New Mexico Gov. Michelle Lujan Grisham (D) on Sunday blasted Republican efforts to reduce Medicaid funding, saying potential cuts would “destroy health care as we know it.”
“This is very simply an effort to destroy health care as we know it, to rip it away from everyday Americans, make it more costly for everybody else,” Lujan Grisham said in an interview on CBS News’s “Face the Nation.”
The Democratic governor warned that potential cuts would have far-reaching consequences across the country.
“It will close hospitals — think something like 432 hospitals across the country are on the edge right now. About a third of their funding … or more, comes from Medicaid. So you have less providers who have fewer access points.”
“No state, including this one — no state can take this kind of cost shifting. And you know, businesses then don’t have employees because they don’t have access to health care. It has a huge economic factor that they aren’t talking about, which is outrageous,” she said.
She also noted that “every state,” including her own, “is going to do everything they can to protect the people they are serving,” saying they’ve taken steps to prepare for reductions in federal support.
The interview comes amid significant uncertainty surrounding spending negotiations, in particular concerning Medicaid.

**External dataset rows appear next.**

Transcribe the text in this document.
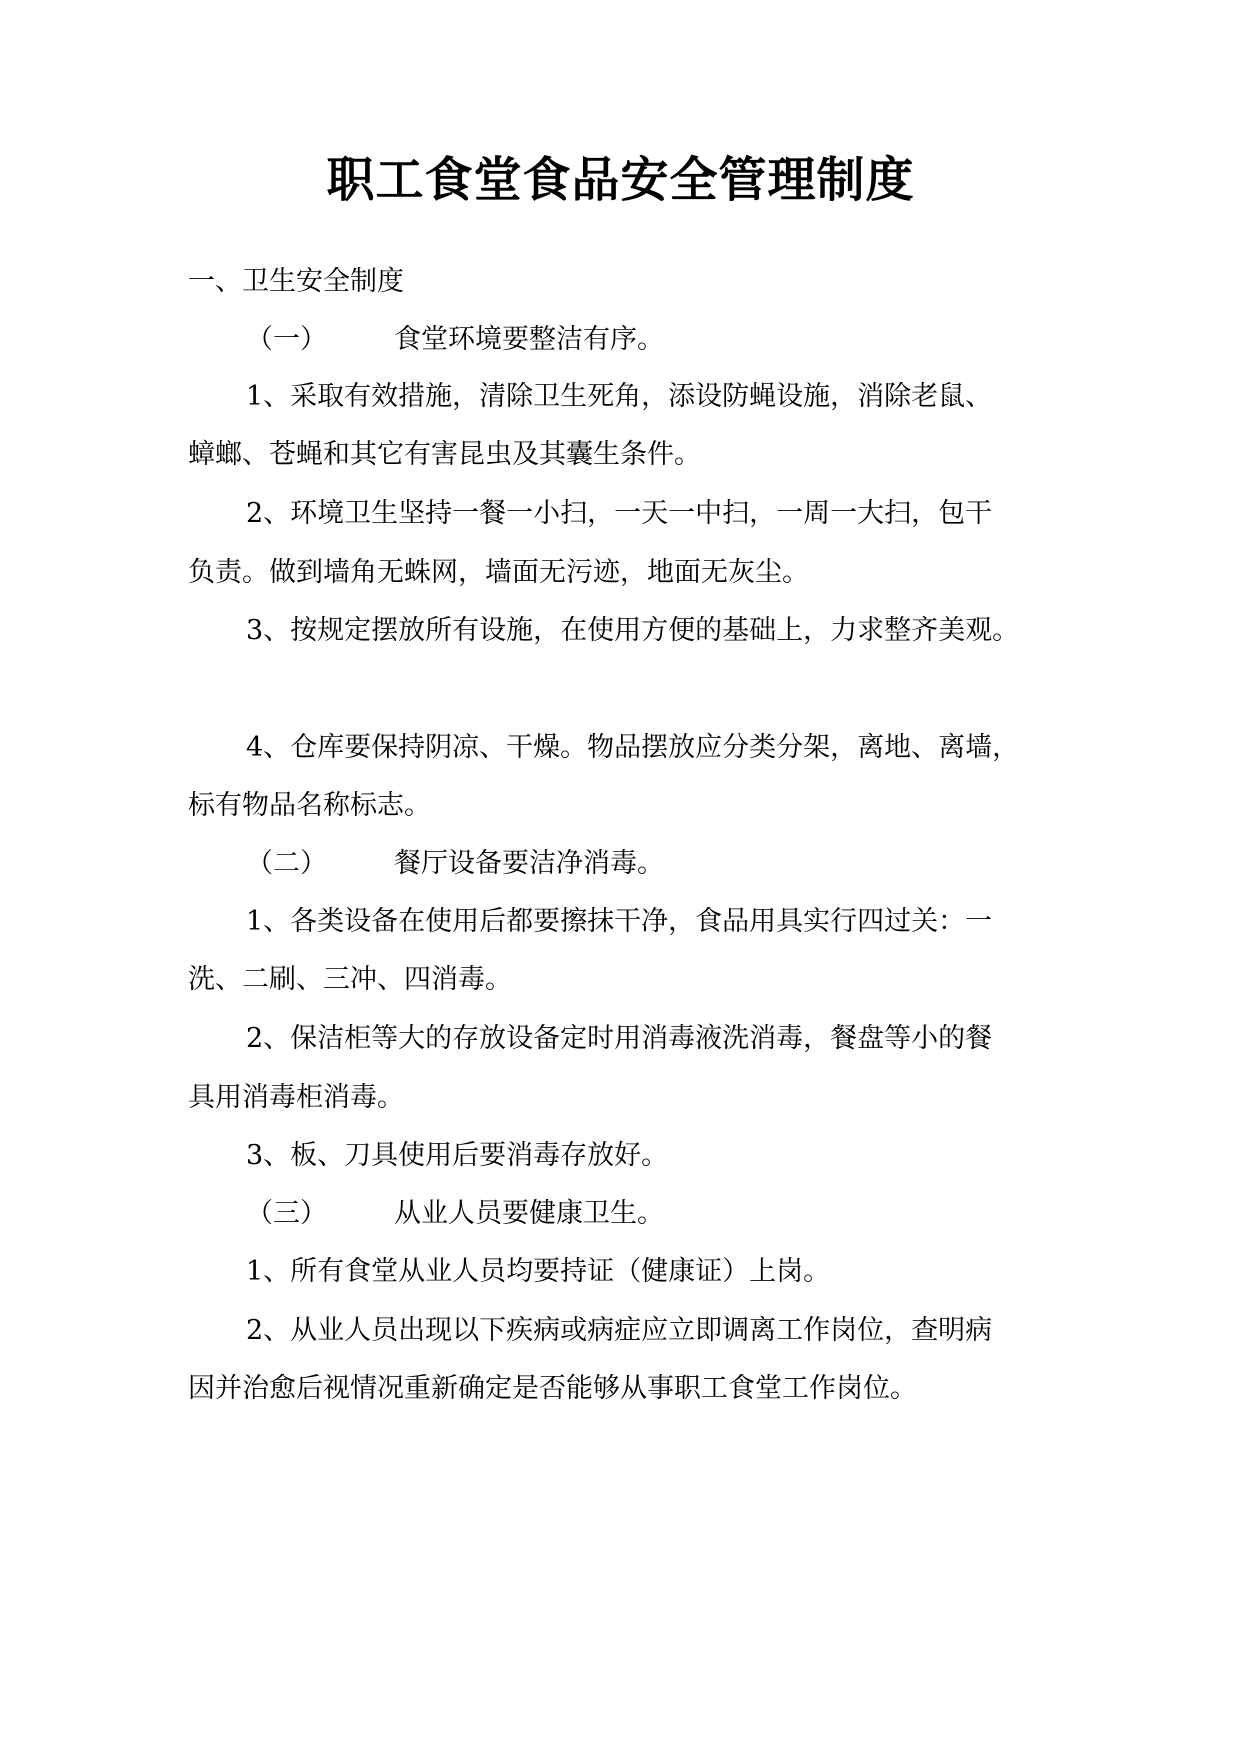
职工食堂食品安全管理制度
一、卫生安全制度
（一） 食堂环境要整洁有序。
1、采取有效措施，清除卫生死角，添设防蝇设施，消除老鼠、
蟑螂、苍蝇和其它有害昆虫及其囊生条件。
2、环境卫生坚持一餐一小扫，一天一中扫，一周一大扫，包干
负责。做到墙角无蛛网，墙面无污迹，地面无灰尘。
3、按规定摆放所有设施，在使用方便的基础上，力求整齐美观。
4、仓库要保持阴凉、干燥。物品摆放应分类分架，离地、离墙，
标有物品名称标志。
（二） 餐厅设备要洁净消毒。
1、各类设备在使用后都要擦抹干净，食品用具实行四过关：一
洗、二刷、三冲、四消毒。
2、保洁柜等大的存放设备定时用消毒液洗消毒，餐盘等小的餐
具用消毒柜消毒。
3、板、刀具使用后要消毒存放好。
（三） 从业人员要健康卫生。
1、所有食堂从业人员均要持证（健康证）上岗。
2、从业人员出现以下疾病或病症应立即调离工作岗位，查明病
因并治愈后视情况重新确定是否能够从事职工食堂工作岗位。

The House Energy and Commerce Committee has jurisdiction over Medicaid and is planning to formally consider and vote to advance its portion of the package on Tuesday, but the conference still remains at odds over potential changes to Medicaid. The budget resolution that served as a blueprint for the final bill instructed the panel to achieve at least $880 billion in spending cuts, which experts say is likely impossible without cuts to the safety net program.
Republicans are largely on board with imposing work requirements, six-month registration checks and barring those who entered the country without authorization from the social safety net program, a source told The Hill, and Johnson told reporters this week that a controversial proposal to directly reduce the enhanced federal match for states that expanded Medicaid, known as the Federal Medical Assistance Percentage (FMAP), was off the table, a key red line for moderates.
However, the situation remains uncertain regarding whether the conference will place per capita caps on Medicaid expansion enrollees — another hard no among centrists.